Two instances are created by default: cpu (8 workers) and gpu (2 workers).
OnnxExecutor¶
Thread-pool executor for ONNX Runtime workloads. ONNX Runtime releases the GIL during inference, so a thread pool gives real CPU parallelism.
Requires: pip install onnxruntime
TritonExecutor¶
Wraps a remote Triton Inference Server gRPC call in a thread pool. Pre/postprocessing still runs locally; only the model call goes remote.
from app.execution.triton_executor import TritonExecutor
executor = TritonExecutor(url="triton-host:8001", max_workers=8)
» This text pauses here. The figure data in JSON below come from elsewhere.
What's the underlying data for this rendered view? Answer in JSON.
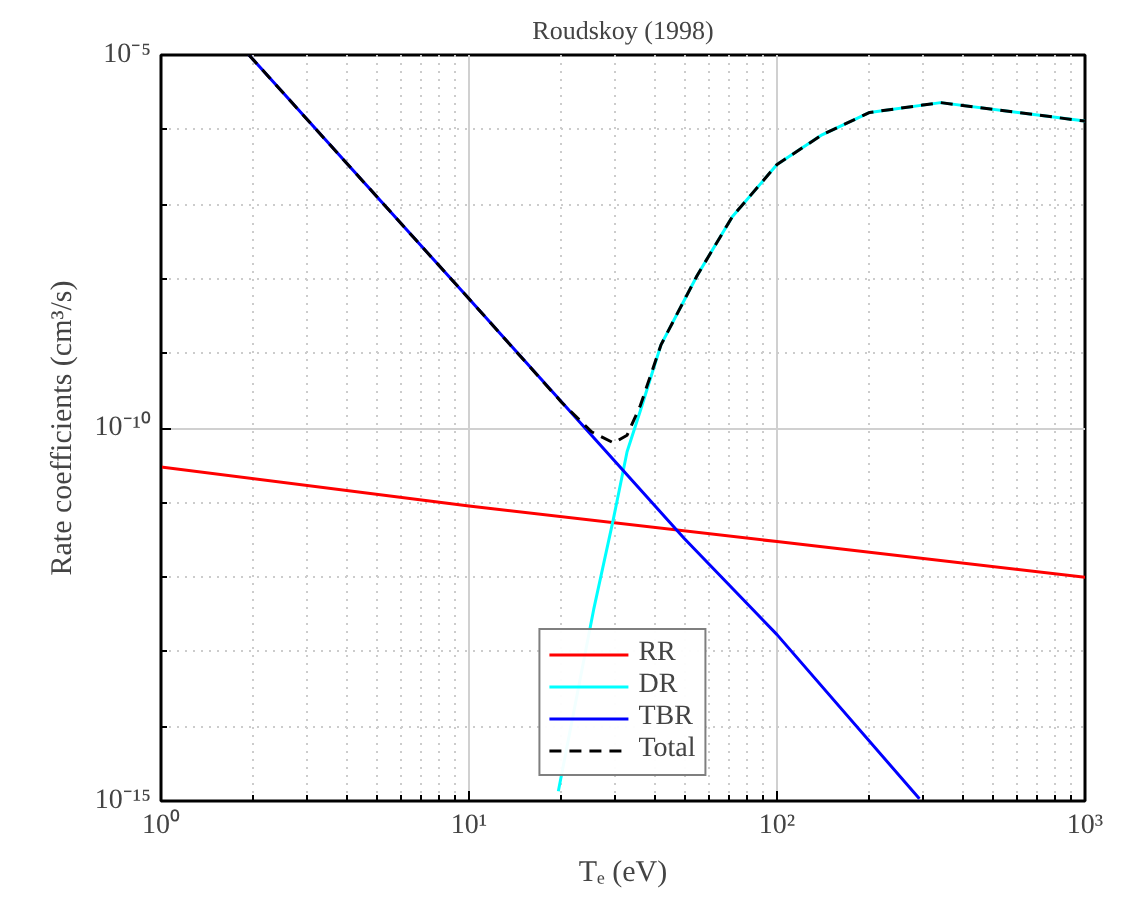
{
  "chart_data": {
    "type": "line",
    "title": "Roudskoy (1998)",
    "xlabel": "Tₑ (eV)",
    "ylabel": "Rate coefficients (cm³/s)",
    "log": "xy",
    "grid": true,
    "legend": "bottom",
    "xlim": [
      1,
      1000
    ],
    "ylim": [
      1e-15,
      1e-05
    ],
    "xticks": [
      {
        "value": 1,
        "label": "10⁰"
      },
      {
        "value": 10,
        "label": "10¹"
      },
      {
        "value": 100,
        "label": "10²"
      },
      {
        "value": 1000,
        "label": "10³"
      }
    ],
    "yticks": [
      {
        "value": 1e-15,
        "label": "10⁻¹⁵"
      },
      {
        "value": 1e-10,
        "label": "10⁻¹⁰"
      },
      {
        "value": 1e-05,
        "label": "10⁻⁵"
      }
    ],
    "series": [
      {
        "name": "RR",
        "color": "#ff0000",
        "x": [
          1,
          10,
          100,
          1000
        ],
        "values": [
          3e-11,
          9e-12,
          3e-12,
          1e-12
        ]
      },
      {
        "name": "DR",
        "color": "#00ffff",
        "x": [
          19.5,
          25.4,
          29.4,
          32.6,
          36,
          42,
          55,
          71.6,
          100,
          140,
          200,
          340,
          1000
        ],
        "values": [
          1.35e-15,
          3.7e-13,
          5.9e-12,
          4.8e-11,
          1.7e-10,
          1.3e-09,
          1.1e-08,
          6.8e-08,
          3.4e-07,
          8.5e-07,
          1.7e-06,
          2.3e-06,
          1.3e-06
        ]
      },
      {
        "name": "TBR",
        "color": "#0000ff",
        "x": [
          1.93,
          10,
          50,
          100,
          290
        ],
        "values": [
          1e-05,
          5.4e-09,
          3.3e-12,
          1.7e-13,
          1.07e-15
        ]
      },
      {
        "name": "Total",
        "color": "#000000",
        "line_style": "dashed",
        "x": [
          1.93,
          10,
          20,
          25,
          29.5,
          32.6,
          36,
          42,
          55,
          71.6,
          100,
          140,
          200,
          340,
          1000
        ],
        "values": [
          1e-05,
          5.4e-09,
          2.2e-10,
          8.9e-11,
          6.3e-11,
          8e-11,
          2e-10,
          1.3e-09,
          1.1e-08,
          6.8e-08,
          3.4e-07,
          8.5e-07,
          1.7e-06,
          2.3e-06,
          1.3e-06
        ]
      }
    ]
  }
}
Requires: pip install tritonclient[grpc]
ExecutionPolicy¶
Maps model:version keys to executor instances. Falls back to default for any key not listed.
policy = ExecutionPolicy(
executors={"cpu": cpu_executor, "gpu": gpu_executor},
policy={"echo:v1": "gpu", "echo:v2": "cpu"},
default="cpu",
)
executor = policy.resolve("echo", "v1") # → gpu_executor
Writing a custom executor¶
from app.execution.base import BaseExecutor
class MyExecutor(BaseExecutor):
def submit(self, fn, *args, timeout_s=None):
return fn(*args)
def submit_background(self, fn, *args):
threading.Thread(target=fn, args=args, daemon=True).start()
Register it in deps.py under a name, then reference that name in EXECUTION_POLICY.